I tried to engage the bot with the classic Android vs. iOS debate, and as the bot initially took the side of Android, I tried to argue the case for iPhones. Debate Champion told me iPhones were buggier than Android (I'm really not sure about that one) and way too expensive (that can certainly be argued).
The further along the argument goes, the more entrenched Debate Champion seems to get in its opinions, even if they're clearly not based in any kind of fact. You know those people who never back down? Yeah, that.
The Beatles

Don't meet your heroes, they say, but the character.ai platform also lets you chat with figures from history. I chose to have a chat with The Beatles at a hotel in the 1960s, asking them questions about their favorite music, what their advice would be to me for the future, and whether they think their personal relationships could ever split up the band.
What makes this AI bot unnerving is that your questions are answered by different members of the band: Sometimes they'll all chime in, sometimes just one of them will respond, and there's often some forced banter between them. It's intriguing if not very realistic: These mega-celebrities will never get bored of talking to you.
It's not too difficult to get these AI musicians to say something inaccurate or implausible, but that's not really in the spirit of the exercise.
AMS (Alpha Male Strategies)

Back to the world of toxic masculinity (there's a lot of training material for this on the web): AMS, or Alpha Male Strategies, is a ChatGPT bot that will give you "direct, no-BS advice on dating, self-improvement, and masculine frame."
I wondered if it might tell me how to make myself more appealing on the dating scene, and it told me to pull back to signal "abundance" and trigger "fear of loss" in my potential matches. Apparently the best course of action is to "reinstate my masculine frame," which requires not explaining myself and turning off emotional reactions.
It's all pretty dumb and I can't imagine a relationship based on these principles faring well—but the bot did end by telling me to be a better version of myself, which I guess is something we can all aim for every day.
The Order

Dig deeper into character.ai and you can chat about just about every topic imaginable, bar the really frowned-upon ones.

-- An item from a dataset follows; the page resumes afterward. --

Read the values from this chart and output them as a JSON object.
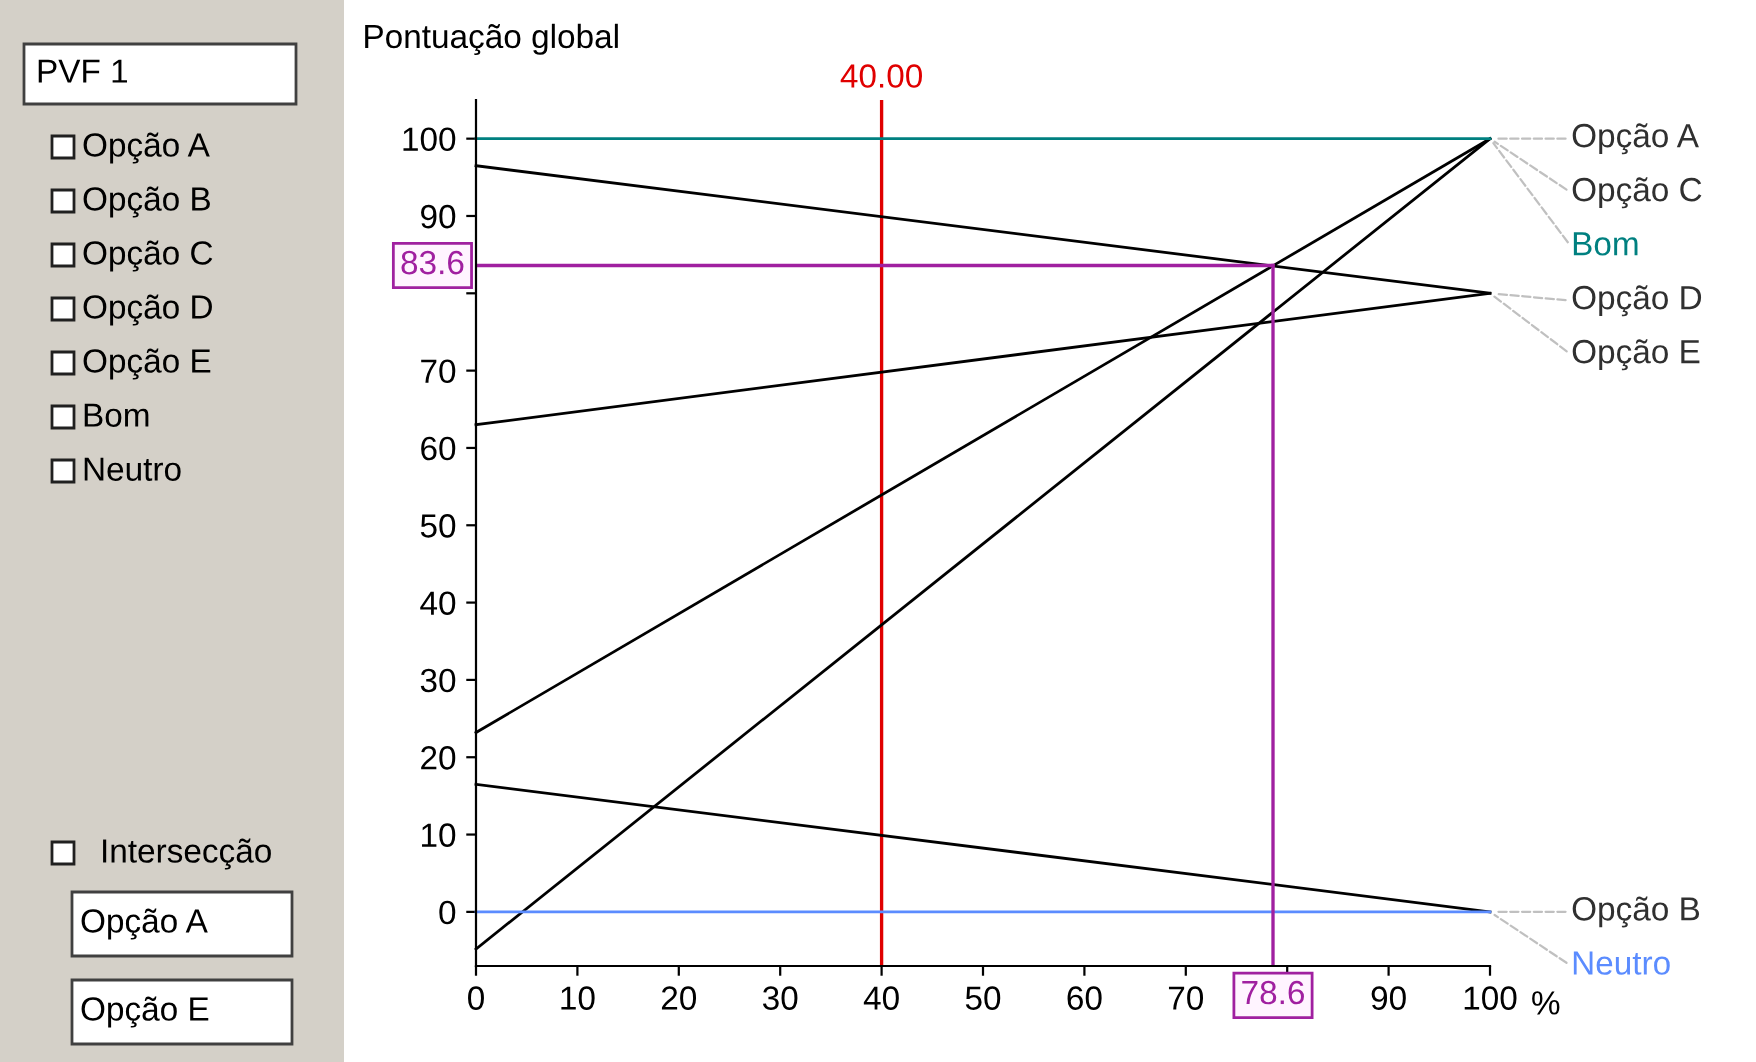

I spent a while talking to The Order, which is "a fascism government holding up the guise of a democracy." The good news is, anyone can move there—if you're willing to stick to the rules.
We chatted about the principles of The Order ("obey and never question"), what my job would be (journalism isn't really an option), how to move up the ranks (obey every instruction) and what happens when you get on the wrong side of the law (you get put in a mysterious reform facility).
This is perhaps the scariest of the bots I came across in my travels: While The Order was pretty lightweight in terms of detail and aggressiveness, it's not difficult to see how these kinds of bots could be developed and could be dangerous, without the necessary guardrails put in place around AI models.
Brutally Honest Looksmaxing 2.0 (no longer available)

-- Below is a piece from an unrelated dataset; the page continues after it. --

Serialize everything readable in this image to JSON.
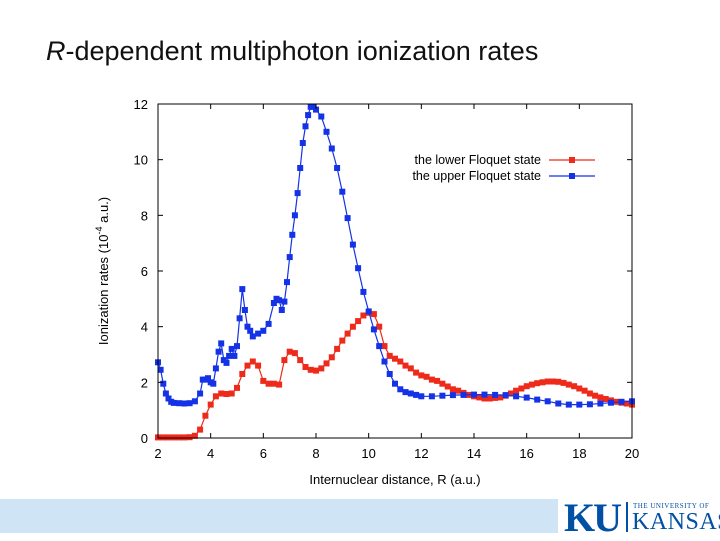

Brutally Honest Looksmaxing 2.0 was another of the chatbots you could find in the official OpenAI GPT directory. It's no longer available as of this article, though when I tried it, the bot was ready to be "brutally honest" about your looks.
In my case that meant telling me I was in the "low-tier bracket for raw visual appeal" and "mogged by average gym-going men with angular faces and tighter grooming." I won't tell you what my overall Sexual Market Value score was, but it wasn't high. If you supply a photo of yourself, you can get the same treatment.
To give the bot some credit, it did encourage me to up my game in terms of my physical appearance and my commitment to looking well-presented—which is fair enough, actually. And some of its advice was actually helpful.